Through imaginary exercises such as these I try to understand what the term Islamic calligraphy can mean today, in a time so different from the periods when calligraphy took shape—a time that lives only in literature and memory. The questions we ask about the great calligraphers and tezhip artists we must also, in a new way, ask about ourselves:

 

How do we learn and teach?

 

How do we produce genuine work?

 

Is our work making artifacts in reality or virtuality?

 

How do we expose and sell our work?

 

How do we choose texts, and in what language?

 

How do we—or can we—find a larger, international audience for what we are doing now?

 

How do we, in a nice and dignified way, educate our audience and future customers?

 

How do we deal with customers who want to micromanage our work?

 

Do we exist in a bubble, as if time and place do not matter?

 

Or do we spread out beyond our comfortable borders and move into areas that are not very welcoming now?

 

I write all this just to get it on paper (or, in this case, online). I know those of you who are calligraphers and artists are trying to find solutions to these issues every day, and that you exert yourselves to the utmost extent, often with no encouragement, to develop your work and your place in the calligraphic culture.
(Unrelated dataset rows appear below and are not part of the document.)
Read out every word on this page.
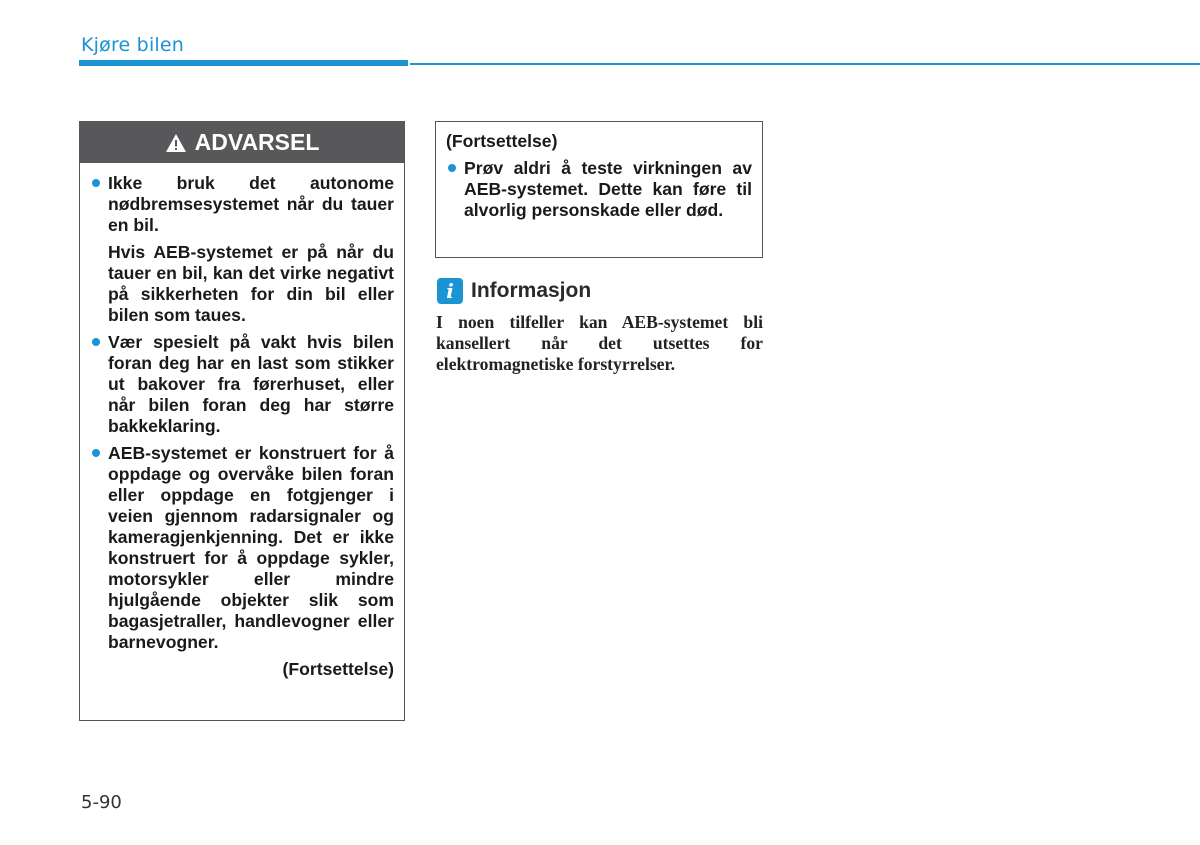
Kjøre bilen
ADVARSEL
Ikke bruk det autonome nødbremsesystemet når du tauer en bil.
Hvis AEB-systemet er på når du tauer en bil, kan det virke negativt på sikkerheten for din bil eller bilen som taues.
Vær spesielt på vakt hvis bilen foran deg har en last som stikker ut bakover fra førerhuset, eller når bilen foran deg har større bakkeklaring.
AEB-systemet er konstruert for å oppdage og overvåke bilen foran eller oppdage en fotgjenger i veien gjennom radarsignaler og kameragjenkjenning. Det er ikke konstruert for å oppdage sykler, motorsykler eller mindre hjulgående objekter slik som bagasjetraller, handlevogner eller barnevogner.
(Fortsettelse)
(Fortsettelse)
Prøv aldri å teste virkningen av AEB-systemet. Dette kan føre til alvorlig personskade eller død.
i Informasjon
I noen tilfeller kan AEB-systemet bli kansellert når det utsettes for elektromagnetiske forstyrrelser.
5-90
You persist. A new clientele is developing now, but slowly, and new approaches to criticism are in the works, to build a new, modern, international calligraphy culture.

 

Personally, I have been very fortunate. After a slow start, I had so much encouragement and support that I cannot now say “I made this” or “I made that,” but rather, “I had help all along the way,” in the form of encouragement and moral support— especially, and from a few, real insight as to what art is. I rubbed along in calligraphy and other arts reasonably well. Then, in 2001, I met Suleyman Cooke, a major player in the U.S. art world who became my agent, and we developed my exposure and sales. The market for Arabic-script calligraphy is difficult at present, but we keep trying. So, no matter how things turn out for me, I always say to my students, “Work hard. This is an art so full of vitality that no matter how hard it is, it will always fill you with your own vitality.”

 

Something that is now lacking will open doors for us in the art world, and that something is criticism. True criticism is an absolute must. It ensures the preservation of the highest standards. It keeps the artist aware of his or her true abilities. Real criticism is not a journalist who says, “This is beautiful,” or even an art historian who says (often mistakenly), “This was done by so-and-so at this date in this particular script or style.”

 

Real criticism is the work of people who are so deeply into the art that they find a vocabulary to tell us about what we are doing and then tell our audiences about our work, its high points and low points, its originality, its creativity, its failure of concept, its inappropriateness, and on and on. When people have access through the media to genuine criticism of this kind—rather than the hyperbole or platitudes of museums, art galleries, and auction houses—calligraphers and other artists can develop our art to higher degrees of expression and content. If we can bring this kind of attention and care to our own work, we will find acceptance and respect in the art world, albeit as a kind of separate species.

 

Rather than being exotic, living museum exhibits, we need to bring the concept of what it means to be modern to our very classic arts, yet preserve and maintain its special originality and quality and its relation to the continuum of Islamic practices.

 

So…

 

From my experience and observation, I am confident that studying with the great living hacegan in calligraphy and the historical predecessors, we will see the emergence of new Seyh Hamdullahs, new Hafiz Osmans, new Mamud Yazirs. An inspiring start has been made in Istanbul, and now, with the guidance of IRCICA, we should take the long view for centuries of advancement of the art. We come here from all over the world to learn and participate. For aspiring calligraphers, this is the threshold of hope.

 

This presentation/essay is my artistic vasiyetname, my umitname, as well as my arz-i sukran, my varak-i mihr-u vefa.